Look around your living room. What do you see?
You probably have at least one family heirloom, possibly an antique, passed down from your ancestors through the generations.
Here's just one example of a Russian samovar; there are many types and shapes. The samovar was also used in Iran. In our family we have both: a late 19th century Russian samovar from my great-grandmother and a late 19th century Persian samovar (produced in Russia).
Many people will have tangible items of family history on display including precious photographs, portraits, and objects carefully carried during difficult immigrations to new homes around the world. Others may hold collections of papers and documents passed down from ancestors, holiday greeting cards, wedding invitations and more.
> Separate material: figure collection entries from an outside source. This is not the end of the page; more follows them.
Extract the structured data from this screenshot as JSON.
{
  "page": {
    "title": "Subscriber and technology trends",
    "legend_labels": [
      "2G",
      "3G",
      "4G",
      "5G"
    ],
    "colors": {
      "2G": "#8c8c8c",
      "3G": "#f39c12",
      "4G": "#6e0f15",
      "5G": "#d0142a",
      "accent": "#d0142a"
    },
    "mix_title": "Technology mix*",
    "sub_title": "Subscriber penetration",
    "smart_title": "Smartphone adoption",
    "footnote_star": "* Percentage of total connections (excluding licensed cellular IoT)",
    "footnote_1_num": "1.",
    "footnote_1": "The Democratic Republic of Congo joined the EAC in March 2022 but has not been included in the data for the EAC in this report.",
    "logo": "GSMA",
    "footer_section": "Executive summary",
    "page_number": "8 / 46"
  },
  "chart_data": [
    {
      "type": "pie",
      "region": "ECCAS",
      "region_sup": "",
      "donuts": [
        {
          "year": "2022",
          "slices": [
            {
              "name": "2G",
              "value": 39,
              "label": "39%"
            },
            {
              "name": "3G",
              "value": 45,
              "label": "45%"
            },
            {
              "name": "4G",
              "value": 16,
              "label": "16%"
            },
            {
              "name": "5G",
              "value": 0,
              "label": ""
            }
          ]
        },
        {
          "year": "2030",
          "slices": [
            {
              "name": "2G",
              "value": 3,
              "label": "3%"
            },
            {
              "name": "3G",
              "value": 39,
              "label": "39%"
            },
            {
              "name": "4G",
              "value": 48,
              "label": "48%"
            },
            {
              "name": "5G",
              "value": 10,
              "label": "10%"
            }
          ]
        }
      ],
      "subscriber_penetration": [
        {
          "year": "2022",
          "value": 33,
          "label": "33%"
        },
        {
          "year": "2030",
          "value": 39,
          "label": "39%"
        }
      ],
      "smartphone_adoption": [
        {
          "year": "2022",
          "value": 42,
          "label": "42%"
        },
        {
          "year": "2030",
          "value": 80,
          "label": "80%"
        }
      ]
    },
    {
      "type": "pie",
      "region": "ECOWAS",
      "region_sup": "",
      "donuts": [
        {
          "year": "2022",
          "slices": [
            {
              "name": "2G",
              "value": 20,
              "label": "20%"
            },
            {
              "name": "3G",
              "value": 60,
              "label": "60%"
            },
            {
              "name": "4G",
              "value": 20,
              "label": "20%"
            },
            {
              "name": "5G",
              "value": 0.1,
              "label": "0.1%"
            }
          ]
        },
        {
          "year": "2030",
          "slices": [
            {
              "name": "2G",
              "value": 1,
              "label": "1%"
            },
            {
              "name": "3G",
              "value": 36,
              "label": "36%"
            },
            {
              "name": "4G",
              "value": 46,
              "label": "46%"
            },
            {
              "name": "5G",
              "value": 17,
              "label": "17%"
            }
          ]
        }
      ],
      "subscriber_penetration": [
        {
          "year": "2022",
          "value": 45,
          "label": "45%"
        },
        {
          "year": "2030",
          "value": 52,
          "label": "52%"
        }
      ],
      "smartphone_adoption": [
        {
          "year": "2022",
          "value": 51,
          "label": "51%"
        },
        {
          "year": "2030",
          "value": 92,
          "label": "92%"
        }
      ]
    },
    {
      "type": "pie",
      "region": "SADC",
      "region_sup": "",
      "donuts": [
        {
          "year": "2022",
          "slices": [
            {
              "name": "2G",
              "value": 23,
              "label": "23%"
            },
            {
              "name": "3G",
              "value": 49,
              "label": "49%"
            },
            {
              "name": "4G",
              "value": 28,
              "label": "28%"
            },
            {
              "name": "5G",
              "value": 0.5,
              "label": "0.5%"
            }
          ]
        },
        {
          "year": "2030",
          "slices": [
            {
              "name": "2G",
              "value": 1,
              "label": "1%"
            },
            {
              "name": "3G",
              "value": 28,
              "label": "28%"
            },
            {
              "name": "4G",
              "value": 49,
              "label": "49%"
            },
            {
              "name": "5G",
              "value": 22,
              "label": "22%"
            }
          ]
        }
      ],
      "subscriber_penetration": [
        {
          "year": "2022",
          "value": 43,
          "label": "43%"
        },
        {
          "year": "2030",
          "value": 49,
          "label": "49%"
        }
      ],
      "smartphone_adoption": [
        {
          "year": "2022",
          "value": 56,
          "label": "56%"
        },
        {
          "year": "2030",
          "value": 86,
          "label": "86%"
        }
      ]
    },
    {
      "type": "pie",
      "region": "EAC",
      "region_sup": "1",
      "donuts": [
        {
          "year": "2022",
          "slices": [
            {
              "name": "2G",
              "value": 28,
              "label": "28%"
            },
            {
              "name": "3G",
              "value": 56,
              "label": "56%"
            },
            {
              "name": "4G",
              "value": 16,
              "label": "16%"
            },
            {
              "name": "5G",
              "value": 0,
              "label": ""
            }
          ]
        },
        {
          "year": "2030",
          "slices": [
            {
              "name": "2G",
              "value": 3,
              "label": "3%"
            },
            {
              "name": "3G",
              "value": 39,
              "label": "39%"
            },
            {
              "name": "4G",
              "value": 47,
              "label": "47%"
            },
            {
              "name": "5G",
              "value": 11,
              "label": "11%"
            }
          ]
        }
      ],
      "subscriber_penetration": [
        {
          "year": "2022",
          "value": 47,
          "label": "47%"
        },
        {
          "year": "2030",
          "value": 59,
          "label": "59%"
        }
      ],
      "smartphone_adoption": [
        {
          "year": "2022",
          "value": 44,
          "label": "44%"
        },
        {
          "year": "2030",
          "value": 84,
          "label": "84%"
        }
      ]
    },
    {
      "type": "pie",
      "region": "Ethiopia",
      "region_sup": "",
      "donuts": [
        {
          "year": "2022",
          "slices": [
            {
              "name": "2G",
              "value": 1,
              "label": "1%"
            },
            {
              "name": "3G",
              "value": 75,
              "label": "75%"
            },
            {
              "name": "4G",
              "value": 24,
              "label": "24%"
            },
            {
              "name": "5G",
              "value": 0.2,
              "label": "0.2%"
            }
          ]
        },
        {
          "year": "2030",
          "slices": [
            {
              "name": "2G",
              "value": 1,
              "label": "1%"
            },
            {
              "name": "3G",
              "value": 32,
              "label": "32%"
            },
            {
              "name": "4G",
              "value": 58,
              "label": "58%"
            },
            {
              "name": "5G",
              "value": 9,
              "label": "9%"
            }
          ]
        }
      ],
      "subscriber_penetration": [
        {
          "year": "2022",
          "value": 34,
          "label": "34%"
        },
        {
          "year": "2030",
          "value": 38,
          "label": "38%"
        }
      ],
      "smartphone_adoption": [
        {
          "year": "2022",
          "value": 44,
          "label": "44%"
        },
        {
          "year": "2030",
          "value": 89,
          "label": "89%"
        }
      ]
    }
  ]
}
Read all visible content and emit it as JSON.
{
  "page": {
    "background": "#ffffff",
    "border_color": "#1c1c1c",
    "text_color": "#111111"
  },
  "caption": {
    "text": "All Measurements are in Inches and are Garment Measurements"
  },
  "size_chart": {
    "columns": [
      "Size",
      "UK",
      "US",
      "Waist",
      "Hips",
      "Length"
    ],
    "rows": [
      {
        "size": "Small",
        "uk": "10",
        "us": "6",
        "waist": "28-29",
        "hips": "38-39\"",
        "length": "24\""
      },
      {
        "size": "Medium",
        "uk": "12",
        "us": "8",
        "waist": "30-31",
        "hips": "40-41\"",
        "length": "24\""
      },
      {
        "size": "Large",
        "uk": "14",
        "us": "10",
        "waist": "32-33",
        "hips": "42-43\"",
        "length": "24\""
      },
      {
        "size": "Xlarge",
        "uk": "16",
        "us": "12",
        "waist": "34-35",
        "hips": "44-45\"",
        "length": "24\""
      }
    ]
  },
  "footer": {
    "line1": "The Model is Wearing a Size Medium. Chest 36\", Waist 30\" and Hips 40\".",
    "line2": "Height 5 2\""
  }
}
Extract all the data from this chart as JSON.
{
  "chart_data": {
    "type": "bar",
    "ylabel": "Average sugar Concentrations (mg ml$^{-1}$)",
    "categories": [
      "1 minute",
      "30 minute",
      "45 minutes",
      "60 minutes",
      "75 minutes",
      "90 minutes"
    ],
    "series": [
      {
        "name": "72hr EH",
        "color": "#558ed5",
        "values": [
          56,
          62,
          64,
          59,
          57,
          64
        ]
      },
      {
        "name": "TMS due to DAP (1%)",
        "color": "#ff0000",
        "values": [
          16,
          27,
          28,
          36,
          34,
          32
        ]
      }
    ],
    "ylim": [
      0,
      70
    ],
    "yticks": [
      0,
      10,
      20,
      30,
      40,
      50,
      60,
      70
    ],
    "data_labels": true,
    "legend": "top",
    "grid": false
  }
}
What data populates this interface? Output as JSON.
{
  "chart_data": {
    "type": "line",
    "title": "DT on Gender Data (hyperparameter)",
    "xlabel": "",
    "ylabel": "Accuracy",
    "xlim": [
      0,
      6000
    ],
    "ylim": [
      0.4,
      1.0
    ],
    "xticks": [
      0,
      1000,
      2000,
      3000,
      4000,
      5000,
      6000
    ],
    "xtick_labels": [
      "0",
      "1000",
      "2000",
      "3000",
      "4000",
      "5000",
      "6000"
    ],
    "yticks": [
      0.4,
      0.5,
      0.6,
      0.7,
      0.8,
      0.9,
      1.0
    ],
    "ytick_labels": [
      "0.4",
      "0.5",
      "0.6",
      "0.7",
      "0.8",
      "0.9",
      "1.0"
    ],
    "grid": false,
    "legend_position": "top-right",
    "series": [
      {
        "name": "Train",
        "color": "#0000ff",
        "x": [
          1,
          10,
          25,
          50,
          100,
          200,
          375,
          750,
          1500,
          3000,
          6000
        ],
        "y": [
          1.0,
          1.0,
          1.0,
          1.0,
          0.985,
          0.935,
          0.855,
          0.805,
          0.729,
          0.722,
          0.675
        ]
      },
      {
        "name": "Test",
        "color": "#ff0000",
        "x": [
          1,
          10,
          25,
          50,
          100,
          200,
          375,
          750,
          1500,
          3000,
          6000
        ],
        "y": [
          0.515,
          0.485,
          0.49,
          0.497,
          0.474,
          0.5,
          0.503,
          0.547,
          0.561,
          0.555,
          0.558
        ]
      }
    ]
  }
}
One researcher even has her Lithuanian grandmother's 1901 wedding trousseau.
One family treasure often seen in the homes of those with Eastern European Jewish roots is a brass or silver candlestick or pair of candlesticks.
PHOTO: An Eastern European candlestick
My own family heirlooms - from Belarus - include a beautiful tablecloth, cross-stitched by my great-grandmother, a Russian samovar she carried to New York in 1904, and a wedding gift of six large silver spoons, each bearing the Cyrillic initial for "T" (Talalay).
From my husband's Persian family, we preserve beautiful handmade pieces of naghde, netting embroidered with gold and silver bullion (very thin strips of the precious metal used as embroidery materials), and a few pieces of termeh, a rich brocade intricately embellished with the same gold and silver embroidery. We have beautiful Persian carpets, as well as silver pieces, and numerous handcrafted copper trays mde in Isfahan. The trays are heavy and come in all sizes, from very large (coffee-table size) to small serving trays, created with all types of designs. Here's one example of what these trays look like:
Imagine if these treasures could speak? We would learn family history, understand and unravel family mysteries and we could even ask them questions!
Family history research is not only names and dates, but learning about real people - our ancestors. Who were they? What did they do? How did they live their lives every day?
Each item, regardless of origin, carries the story of where it came from, how it arrived in the our ancestor's hands, and how we today came to possess it. As we continue to tell these stories, we also keep our family history alive.
There is another side, however, to being the guardians of these precious heirlooms. What will happen to them in the future? Who will inherit them? Who will care for them, love them, and continue to tell their stories with love and respect?
Some say a wise mother or father should make arrangements for the disposition of heirlooms while they are still alive, that they should decide which items should go to which child or other relative.
Others ask what will happen when the younger generations don't want to polish ornate silver or the design doesn't fit in with their taste.
What you can also do to prepare for the future is to learn how to properly preserve artifacts. Talk to experts as different materials require different methods. Do identify each object, photograph it, and keep records. Research each item's history and its relation to your family.
Encourage the younger generations of your family to get involved, by gifting them with books on family history or related books on names or geography relevant to your family. Provide them with copies of genealogy data, photographs, documents and family letters.
Family history didn't stop with our ancestors. What happens today is family history for future generations. Use every opportunity to encourage family members to get involved and to keep this alive.
I look forward to hearing from readers who have their own family heirlooms. What are they? What do they represent? Where are they from? How do you share their stories? And to whom will you give them in the future?